Field indexing is now allowed when writing to a dataset (issue #42)¶
H5py has long supported reading only certain fields from a dataset:
>>> dset = f.create_dataset('x', (100,), dtype=np.dtype([('a', 'f'), ('b', 'i')]))
>>> out = dset['a', 0:100:10]
>>> out.dtype
dtype('float32')
Now, field names are also allowed when writing to a dataset:
>>> dset['a', 20:50] = 1.0
Region references preserve shape (issue #295)¶
Previously, region references always resulted in a 1D selection, even when 2D slicing was used:
>>> dset = f.create_dataset('x', (10, 10))
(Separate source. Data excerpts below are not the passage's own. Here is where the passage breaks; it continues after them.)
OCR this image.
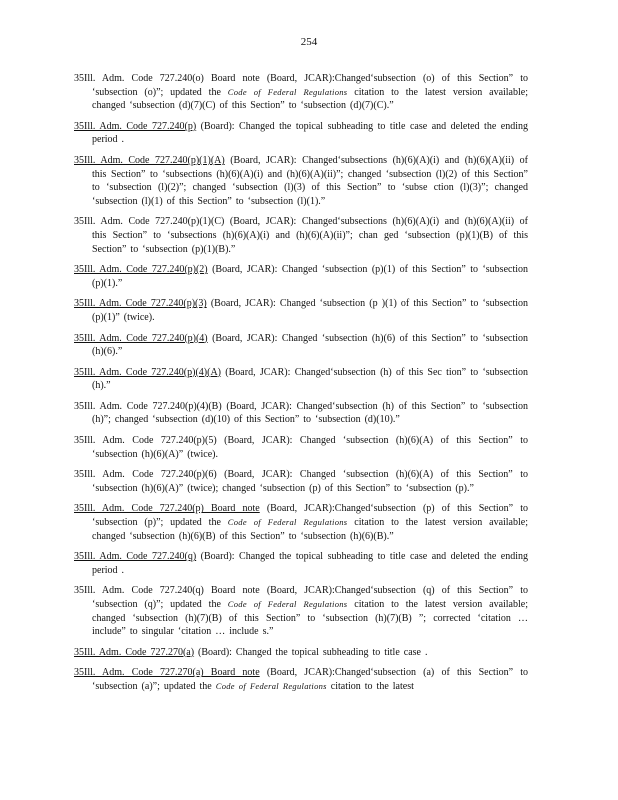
254

35Ill. Adm. Code 727.240(o) Board note (Board, JCAR):Changed‘subsection (o) of this Section” to ‘subsection (o)”; updated the Code of Federal Regulations citation to the latest version available; changed ‘subsection (d)(7)(C) of this Section” to ‘subsection (d)(7)(C).”

35Ill. Adm. Code 727.240(p) (Board): Changed the topical subheading to title case and deleted the ending period .

35Ill. Adm. Code 727.240(p)(1)(A) (Board, JCAR): Changed‘subsections (h)(6)(A)(i) and (h)(6)(A)(ii) of this Section” to ‘subsections (h)(6)(A)(i) and (h)(6)(A)(ii)”; changed ‘subsection (l)(2) of this Section” to ‘subsection (l)(2)”; changed ‘subsection (l)(3) of this Section” to ‘subse ction (l)(3)”; changed ‘subsection (l)(1) of this Section” to ‘subsection (l)(1).”

35Ill. Adm. Code 727.240(p)(1)(C) (Board, JCAR): Changed‘subsections (h)(6)(A)(i) and (h)(6)(A)(ii) of this Section” to ‘subsections (h)(6)(A)(i) and (h)(6)(A)(ii)”; chan ged ‘subsection (p)(1)(B) of this Section” to ‘subsection (p)(1)(B).”

35Ill. Adm. Code 727.240(p)(2) (Board, JCAR): Changed ‘subsection (p)(1) of this Section” to ‘subsection (p)(1).”

35Ill. Adm. Code 727.240(p)(3) (Board, JCAR): Changed ‘subsection (p )(1) of this Section” to ‘subsection (p)(1)” (twice).

35Ill. Adm. Code 727.240(p)(4) (Board, JCAR): Changed ‘subsection (h)(6) of this Section” to ‘subsection (h)(6).”

35Ill. Adm. Code 727.240(p)(4)(A) (Board, JCAR): Changed‘subsection (h) of this Sec tion” to ‘subsection (h).”

35Ill. Adm. Code 727.240(p)(4)(B) (Board, JCAR): Changed‘subsection (h) of this Section” to ‘subsection (h)”; changed ‘subsection (d)(10) of this Section” to ‘subsection (d)(10).”

35Ill. Adm. Code 727.240(p)(5) (Board, JCAR): Changed ‘subsection (h)(6)(A) of this Section” to ‘subsection (h)(6)(A)” (twice).

35Ill. Adm. Code 727.240(p)(6) (Board, JCAR): Changed ‘subsection (h)(6)(A) of this Section” to ‘subsection (h)(6)(A)” (twice); changed ‘subsection (p) of this Section” to ‘subsection (p).”

35Ill. Adm. Code 727.240(p) Board note (Board, JCAR):Changed‘subsection (p) of this Section” to ‘subsection (p)”; updated the Code of Federal Regulations citation to the latest version available; changed ‘subsection (h)(6)(B) of this Section” to ‘subsection (h)(6)(B).”

35Ill. Adm. Code 727.240(q) (Board): Changed the topical subheading to title case and deleted the ending period .

35Ill. Adm. Code 727.240(q) Board note (Board, JCAR):Changed‘subsection (q) of this Section” to ‘subsection (q)”; updated the Code of Federal Regulations citation to the latest version available; changed ‘subsection (h)(7)(B) of this Section” to ‘subsection (h)(7)(B) ”; corrected ‘citation … include” to singular ‘citation … include s.”

35Ill. Adm. Code 727.270(a) (Board): Changed the topical subheading to title case .

35Ill. Adm. Code 727.270(a) Board note (Board, JCAR):Changed‘subsection (a) of this Section” to ‘subsection (a)”; updated the Code of Federal Regulations citation to the latest
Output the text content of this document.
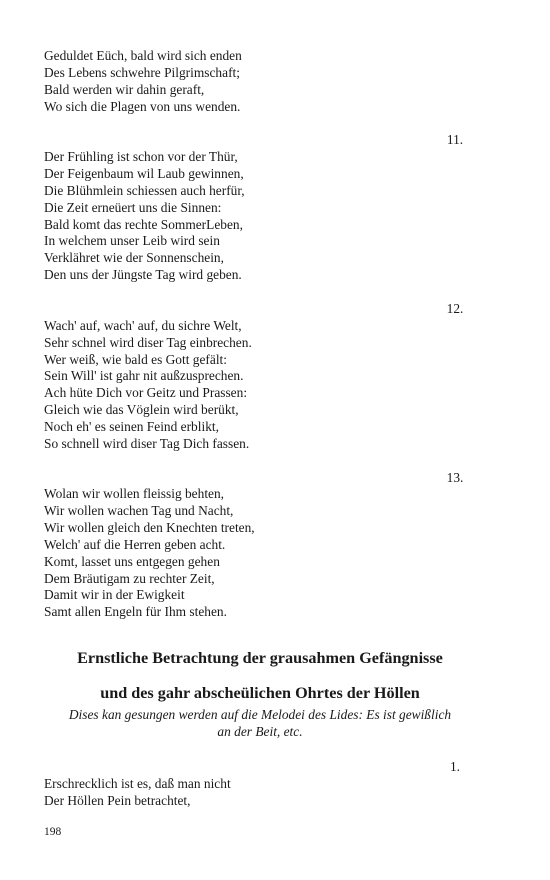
Geduldet Eüch, bald wird sich enden
Des Lebens schwehre Pilgrimschaft;
Bald werden wir dahin geraft,
Wo sich die Plagen von uns wenden.
11.
Der Frühling ist schon vor der Thür,
Der Feigenbaum wil Laub gewinnen,
Die Blühmlein schiessen auch herfür,
Die Zeit erneüert uns die Sinnen:
Bald komt das rechte SommerLeben,
In welchem unser Leib wird sein
Verklähret wie der Sonnenschein,
Den uns der Jüngste Tag wird geben.
12.
Wach' auf, wach' auf, du sichre Welt,
Sehr schnel wird diser Tag einbrechen.
Wer weiß, wie bald es Gott gefält:
Sein Will' ist gahr nit außzusprechen.
Ach hüte Dich vor Geitz und Prassen:
Gleich wie das Vöglein wird berükt,
Noch eh' es seinen Feind erblikt,
So schnell wird diser Tag Dich fassen.
13.
Wolan wir wollen fleissig behten,
Wir wollen wachen Tag und Nacht,
Wir wollen gleich den Knechten treten,
Welch' auf die Herren geben acht.
Komt, lasset uns entgegen gehen
Dem Bräutigam zu rechter Zeit,
Damit wir in der Ewigkeit
Samt allen Engeln für Ihm stehen.
Ernstliche Betrachtung der grausahmen Gefängnisse
und des gahr abscheülichen Ohrtes der Höllen
Dises kan gesungen werden auf die Melodei des Lides: Es ist gewißlich
an der Beit, etc.
1.
Erschrecklich ist es, daß man nicht
Der Höllen Pein betrachtet,
198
>>> ref = dset.regionref[0:5,0:5]
>>> out = dset[ref]
>>> out.shape
(25,)
Shape is now preserved:
>>> out = dset[ref]
>>> out.shape
(5, 5)
Additionally, the shape of both the target dataspace and the selection shape
can be determined via new methods on the regionref
proxy (now available
on both datasets and groups):
>>> f.regionref.shape(ref)
(10, 10)
>>> f.regionref.selection(ref)
(5, 5)
Committed types can be linked to datasets and attributes¶
HDF5 supports “shared” named types stored in the file:
>>> f['name'] = np.dtype("int64")
You can now use these types when creating a new dataset or attribute, and HDF5 will “link” the dataset type to the named type:
>>> dset = f.create_dataset('int dataset', (10,), dtype=f['name'])
>>> f.attrs.create('int scalar attribute', shape=(), dtype=f['name'])
move
method on Group objects¶
It’s no longer necessary to move objects in a file by manually re-linking them:
>>> f.create_group('a')
>>> f['b'] = f['a']
>>> del f['a']
The method Group.move
allows this to be performed in one step:
>>> f.move('a', 'b')
Both the source and destination must be in the same file.